Ok, I think what would be a band-aid for now until we can get them ONE unit to do VPN and routing that will work with their phones, is to setup two networks; can I do this? Have both the Netgear & D-Link giving DHCP?

Would I keep the d-link 192.168.1.1 and change the netgear to 192.168.2.1 or something like that?

What a pain...

kc8ykd
09-27-2011, 16:30
you can setup their phones on a separate network based on a different subnet than that of the vpn router's network.

this won't be a problem, unless those vpn resources need to access wireless devices, or wireless devices need to access resources on the the other network.

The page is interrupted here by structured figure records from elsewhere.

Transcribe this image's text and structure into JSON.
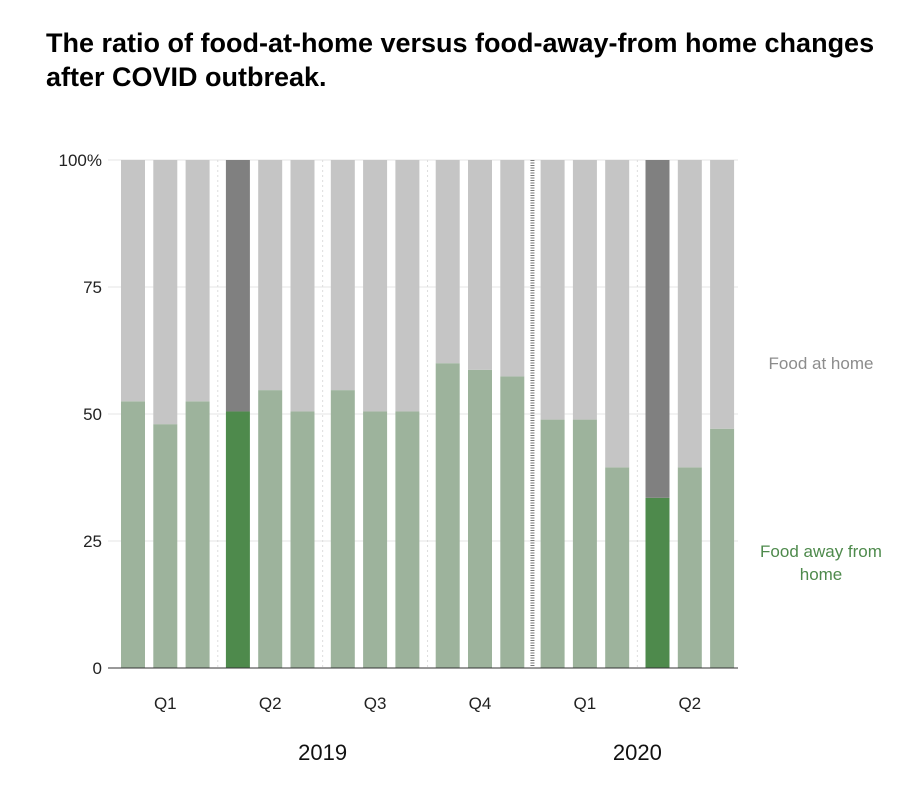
{
  "title": "The ratio of food-at-home versus food-away-from home changes after COVID outbreak.",
  "chart_data": {
    "type": "bar",
    "stacked": true,
    "normalized": true,
    "categories": [
      "2019-Q1-1",
      "2019-Q1-2",
      "2019-Q1-3",
      "2019-Q2-1",
      "2019-Q2-2",
      "2019-Q2-3",
      "2019-Q3-1",
      "2019-Q3-2",
      "2019-Q3-3",
      "2019-Q4-1",
      "2019-Q4-2",
      "2019-Q4-3",
      "2020-Q1-1",
      "2020-Q1-2",
      "2020-Q1-3",
      "2020-Q2-1",
      "2020-Q2-2",
      "2020-Q2-3"
    ],
    "series": [
      {
        "name": "Food away from home",
        "values": [
          52.5,
          48,
          52.5,
          50.5,
          54.7,
          50.5,
          54.7,
          50.5,
          50.5,
          60,
          58.7,
          57.4,
          48.9,
          48.9,
          39.5,
          33.5,
          39.5,
          47.1
        ]
      },
      {
        "name": "Food at home",
        "values": [
          47.5,
          52,
          47.5,
          49.5,
          45.3,
          49.5,
          45.3,
          49.5,
          49.5,
          40,
          41.3,
          42.6,
          51.1,
          51.1,
          60.5,
          66.5,
          60.5,
          52.9
        ]
      }
    ],
    "highlighted_indices": [
      3,
      15
    ],
    "yticks": [
      "0",
      "25",
      "50",
      "75",
      "100%"
    ],
    "ylim": [
      0,
      100
    ],
    "quarter_labels": [
      "Q1",
      "Q2",
      "Q3",
      "Q4",
      "Q1",
      "Q2"
    ],
    "years": [
      "2019",
      "2020"
    ],
    "legend": [
      {
        "label": "Food at home",
        "color": "#8c8c8c"
      },
      {
        "label": "Food away from home",
        "color": "#4e8a4c"
      }
    ],
    "colors": {
      "away": "#9db39c",
      "home": "#c5c5c5",
      "away_highlight": "#4e8a4c",
      "home_highlight": "#808080"
    },
    "grid": true,
    "legend_position": "right"
  }
}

you can try this to see if it will allow the voip traffic through:

this assumes dlink/vpn as the only device having an external ip and the netgear configured as wap only. and, that the phones have been configured with the dlink as their gateway address.

in the dlink, you should be able to go into it's configuration and click the advanced header, then the firewall settings on the left.


about 1/2 way down the page, click on one of the check boxes to enable the entry for editing.
fill in something useful for the name, like voip
select lan for the source int
select wan for the destination int

for source, enter 192.168.1.0/24 (this assumes your private network is on that subnet, as well as the phones)
for was enter

for destination enter 205.139.46.1/24

you shouldn't have to enter the port numbers.

hit enable for that rule and hit save, then test.

if that doesn't do it, you might try adding the reverse rule as well

wan for source, lan for desination

205.139.46.1/24 for source
192.168.1.0/24 for destination


this should allow the traffic to/from the /24 for vocalocity to pass unmolested.